Fished from 8 till 1 today. 10 to 14 fow off weed beds. 4mm Fiskas Jig and waxies. Bite was steady all morning. Ice 10"
















Sent from my SM-G900V using Tapatalk


----------



## jmshar (Jul 9, 2011)

GRAY13 said:


> Fished from 8 till 1 today. 10 to 14 fow off weed beds. 4mm Fiskas Jig and waxies. Bite was steady all morning. Ice 10"
> 
> 
> 
> ...


That was a Great report and congratulations on having such a successful day on the ice ..... Thank you for your post....


----------



## GRAY13 (Dec 4, 2012)

jmshar said:


> That was a Great report and congratulations on having such a successful day on the ice ..... Thank you for your post....


No problem. I like to give some feed back for others. Plenty of fish out there and I've received plenty of help here from others. 

Sent from my SM-G900V using Tapatalk


----------



## Muskielewis (Mar 21, 2017)

Heading there tomorrow. Did you have to move around much to find the better fish?


----------



## GRAY13 (Dec 4, 2012)

Muskielewis said:


> Heading there tomorrow. Did you have to move around much to find the better fish?


A little bit. But not too far. Drilled about 12 holes and bounce till we found the depth and structure we were looking for. 

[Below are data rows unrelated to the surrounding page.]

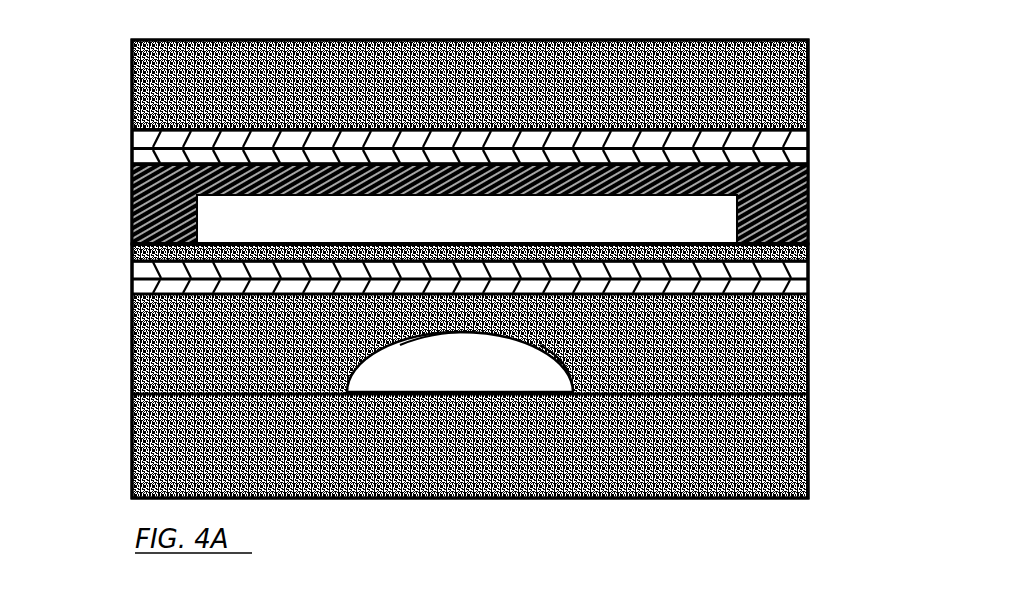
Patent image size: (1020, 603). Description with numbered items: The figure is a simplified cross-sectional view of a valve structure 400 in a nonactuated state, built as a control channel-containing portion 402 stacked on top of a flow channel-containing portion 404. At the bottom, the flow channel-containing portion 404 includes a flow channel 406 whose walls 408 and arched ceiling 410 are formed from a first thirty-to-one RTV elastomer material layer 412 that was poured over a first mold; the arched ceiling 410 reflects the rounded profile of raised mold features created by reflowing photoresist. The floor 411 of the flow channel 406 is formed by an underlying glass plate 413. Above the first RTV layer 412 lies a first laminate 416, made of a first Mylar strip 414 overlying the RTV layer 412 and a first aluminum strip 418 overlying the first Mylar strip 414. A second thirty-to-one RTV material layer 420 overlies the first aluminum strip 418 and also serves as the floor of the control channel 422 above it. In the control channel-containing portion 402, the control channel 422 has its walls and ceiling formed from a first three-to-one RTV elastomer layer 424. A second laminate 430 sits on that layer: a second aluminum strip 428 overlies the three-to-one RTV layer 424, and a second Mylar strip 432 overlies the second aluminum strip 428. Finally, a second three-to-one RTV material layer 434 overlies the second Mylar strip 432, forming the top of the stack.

The valve structure 400 is at (528, 31).
The control channel-containing portion 402 is at (818, 43).
The flow channel-containing portion 404 is at (818, 243).
The flow channel 406 is at (488, 372).
The walls 408 is at (560, 370).
The arched ceiling 410 is at (436, 335).
The floor 411 is at (389, 389).
The first 30:1 RTV 615 material layer 412 is at (132, 340).
The glass plate 413 is at (132, 428).
The first Mylar strip 414 is at (132, 287).
The first laminate 416 is at (812, 262).
The first aluminum strip 418 is at (132, 270).
The second 30:1 RTV 615 material layer 420 is at (132, 253).
The control channel 422 is at (462, 225).
The first 3:1 RTV 615 elastomer layer 424 is at (125, 165).
The second aluminum strip 428 is at (132, 151).
The second laminate 430 is at (812, 131).
The second Mylar strip 432 is at (132, 133).
The second 3:1 RTV 615 material layer 434 is at (132, 90).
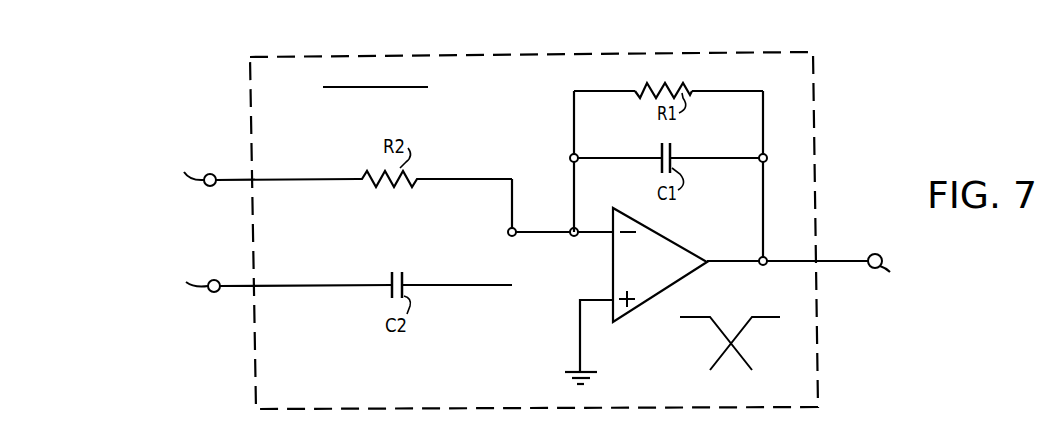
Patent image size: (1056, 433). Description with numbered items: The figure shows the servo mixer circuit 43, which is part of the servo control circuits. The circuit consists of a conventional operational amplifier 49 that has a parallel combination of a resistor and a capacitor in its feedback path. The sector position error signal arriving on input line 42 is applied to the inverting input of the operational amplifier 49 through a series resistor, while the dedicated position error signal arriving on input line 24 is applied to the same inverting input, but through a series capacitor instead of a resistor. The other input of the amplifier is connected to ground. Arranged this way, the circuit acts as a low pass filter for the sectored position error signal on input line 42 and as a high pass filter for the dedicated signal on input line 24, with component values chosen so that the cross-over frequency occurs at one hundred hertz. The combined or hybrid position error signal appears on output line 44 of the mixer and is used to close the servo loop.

The servo mixer circuit 43 is at (590, 51).
The input line 42 is at (236, 178).
The input line 24 is at (237, 284).
The operational amplifier 49 is at (684, 248).
The output line 44 is at (851, 259).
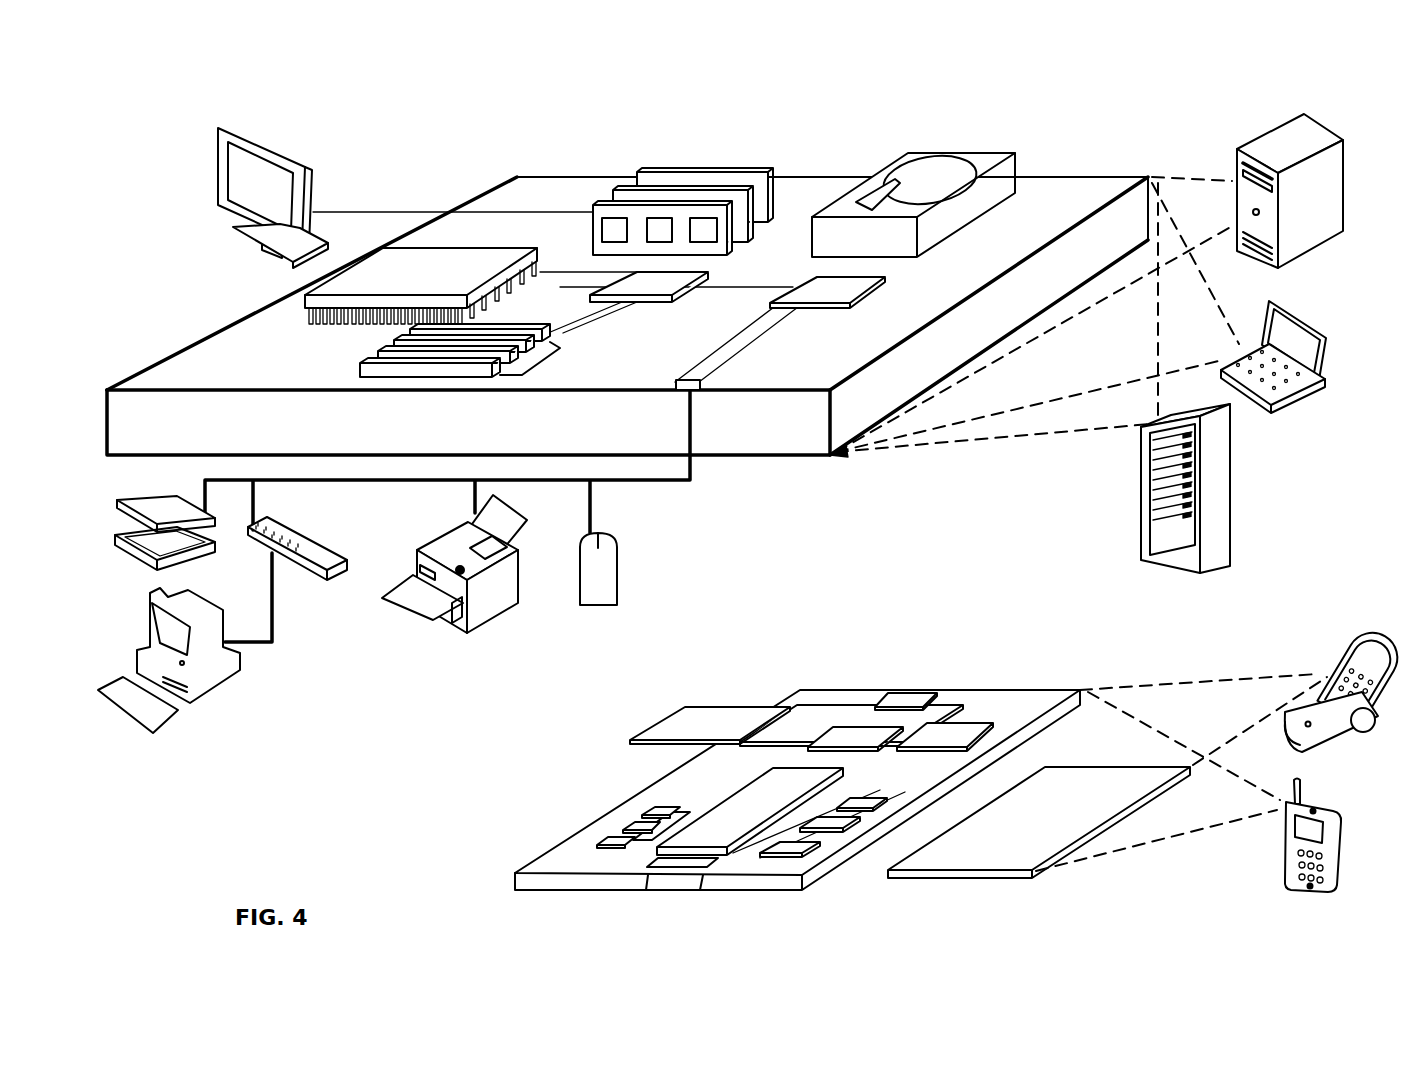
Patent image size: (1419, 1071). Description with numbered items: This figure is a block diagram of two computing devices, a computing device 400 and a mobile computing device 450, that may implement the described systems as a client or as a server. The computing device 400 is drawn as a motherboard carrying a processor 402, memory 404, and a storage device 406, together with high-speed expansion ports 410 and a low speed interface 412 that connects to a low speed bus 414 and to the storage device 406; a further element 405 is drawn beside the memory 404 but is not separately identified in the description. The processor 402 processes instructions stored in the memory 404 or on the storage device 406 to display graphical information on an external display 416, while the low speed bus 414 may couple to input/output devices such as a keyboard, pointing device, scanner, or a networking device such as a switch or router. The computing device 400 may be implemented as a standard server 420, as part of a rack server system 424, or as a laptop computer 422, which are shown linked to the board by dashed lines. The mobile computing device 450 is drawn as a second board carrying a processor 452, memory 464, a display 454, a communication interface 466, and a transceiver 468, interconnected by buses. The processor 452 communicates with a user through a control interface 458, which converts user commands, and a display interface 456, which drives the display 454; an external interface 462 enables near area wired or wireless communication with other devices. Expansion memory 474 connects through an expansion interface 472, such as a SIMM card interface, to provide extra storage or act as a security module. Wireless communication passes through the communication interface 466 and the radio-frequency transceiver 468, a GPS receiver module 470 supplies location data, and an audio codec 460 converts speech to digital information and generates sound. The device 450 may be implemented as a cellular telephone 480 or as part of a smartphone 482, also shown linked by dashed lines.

The computing device 400 is at (1336, 98).
The processor 402 is at (300, 305).
The memory 404 is at (667, 168).
The additional memory modules 405 is at (636, 177).
The storage device 406 is at (913, 155).
The high-speed expansion ports 410 is at (385, 350).
The low speed interface 412 is at (815, 290).
The low speed bus 414 is at (702, 392).
The display 416 is at (231, 127).
The standard server 420 is at (1252, 138).
The laptop computer 422 is at (1282, 402).
The rack server system 424 is at (1142, 531).
The computing device 450 is at (503, 778).
The processor 452 is at (727, 832).
The display 454 is at (1007, 852).
The display interface 456 is at (787, 847).
The control interface 458 is at (833, 830).
The audio codec 460 is at (873, 797).
The external interface 462 is at (673, 877).
The memory 464 is at (627, 825).
The communication interface 466 is at (856, 728).
The transceiver 468 is at (963, 733).
The GPS receiver module 470 is at (925, 693).
The expansion interface 472 is at (777, 703).
The expansion memory 474 is at (672, 713).
The cellular telephone 480 is at (1357, 655).
The smartphone 482 is at (1283, 843).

Sent from my SM-G900V using Tapatalk


----------



## icebucketjohn (Dec 22, 2005)

Fished Nimmy 4:30-7:30 Saturday 1/20., Jigging & Tip Ups with Minnows/Minnowheads. 2 Perch, 1 Crappie & 2 Stogies. Had an first time experience with one of my tip ups. Line was peeled completely off the spool and 6lb braid was broken. (I didnt check the Tip Ups after dark until I was ready to call it a day). Think it could've been a huge Catfish, Walleye, Carp or Northern. Oh well, live & learn even at my old age. Had a great time anyway.

BTW: The newly constructed SMITTY worked wonderfully. No drag whatsoever while pulling the shanty & gear.


----------



## Crappieking2001 (May 31, 2004)

What is a Smitty?


----------



## bobberbucket (Mar 30, 2008)

Crappieking2001 said:


> What is a Smitty?


It’s a ski sled system.


----------



## icebucketjohn (Dec 22, 2005)




----------



## viking (Jan 25, 2011)

I'm making 1 tomorrow last nights drag about killed me I'm getting to old to drag it on snow.


----------



## icebucketjohn (Dec 22, 2005)

I said the very same thing 2 weeks ago while at Skeeter. Any Q's, PM me.


----------



## Evinrude58 (Apr 13, 2011)

You can also go to IceShanty.com There is a guy on there that actually makes smitty sled kits that he sells, has some kind of patent on the design or something


----------